オスキャルの船の専属でオーケ達が整備を請け負って随分経つ。これでもUnion級の降下船の機関と搭載機の整備を全部請け負える集団の長だ。自慢じゃないが、観察力はある。
だが、何かきっかけがあったにしても、あの変わり方は急すぎた。
「女性の機微とやらはわからないですねぇ、なんのきっかけがあってそうなるんだか...」
オーケのボヤきを聞いていた艦長は肩をすくめると、ふといつもの悪戯心の混じった口ぶりで言う。

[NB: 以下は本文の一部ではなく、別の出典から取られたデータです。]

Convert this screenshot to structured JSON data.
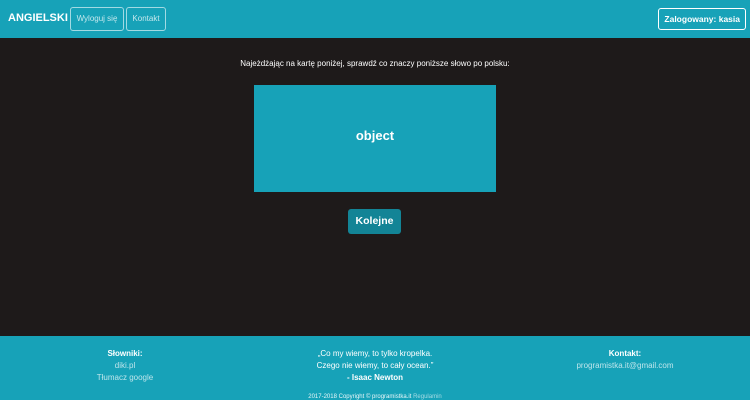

「そりゃ、お前……毎晩、夜が明けるまでいい声出してたらなァ、気も晴れるさ。」
「……は?」
眉が跳ね上がる。艦長を二度見した。
「これでも艦長だからな、艦内の事はなんでも知ってる。」
「……どういうことなの?」
ドルジにも目を向けるが、ドルジはいつも通りうんともすんとも反応しない。
気を取り直してカップを煽る。
歌を歌うとストレス解消になると聞いたことがある。でも、艦内で歌声が聴こえるなんて話は聞いたことがなかった。
ーー何もわからん。
ふと、右腕に結ばれた草の紐が目に入った。
世の中、わからないことばかりだったが、それは些細な問題のような気がした。
「ま、おかげで隊の調子が戻ってきたなら、それでいいさ。できれば嫌な空気の中での仕事はしたくない。」
もしかしたら、班員の誰かが詳しい話知っているかも知れない。ただ、オーケは流行りの曲は何も知らなかった。
「……問題があるとすれば、ドルマー隊長だな」
オーケはとりあえず言葉を続けた。
「うん。とにかく元気がない。隊長に昇格したプレッシャーではないと思うけど、とにかく目が死んでる。まあ、副長が復活したんで、隊全体はいい方に進んでるけどな。」
ドルジも艦長も小さく頷いた。
「ま、しばらくは見守るしかねえさ。俺たちはエステロスまで、お届けするのがお仕事でそれ以上は手出しできねぇしな。」
ふと、誰もが黙る時間が訪れた。
オスキャルもオーケも雇われだ。
艦長の言う通り、どんなにお互いが気になっても契約はこの旅程が終われば終わりだ。ドルジ達の行く末は契約の外だった。
「ま、若いもんが溺れていたら、そのときゃロープくらい投げてやるさ。」
艦長が右の手首を眺める。彼の手首にも草の紐が結ばれていた。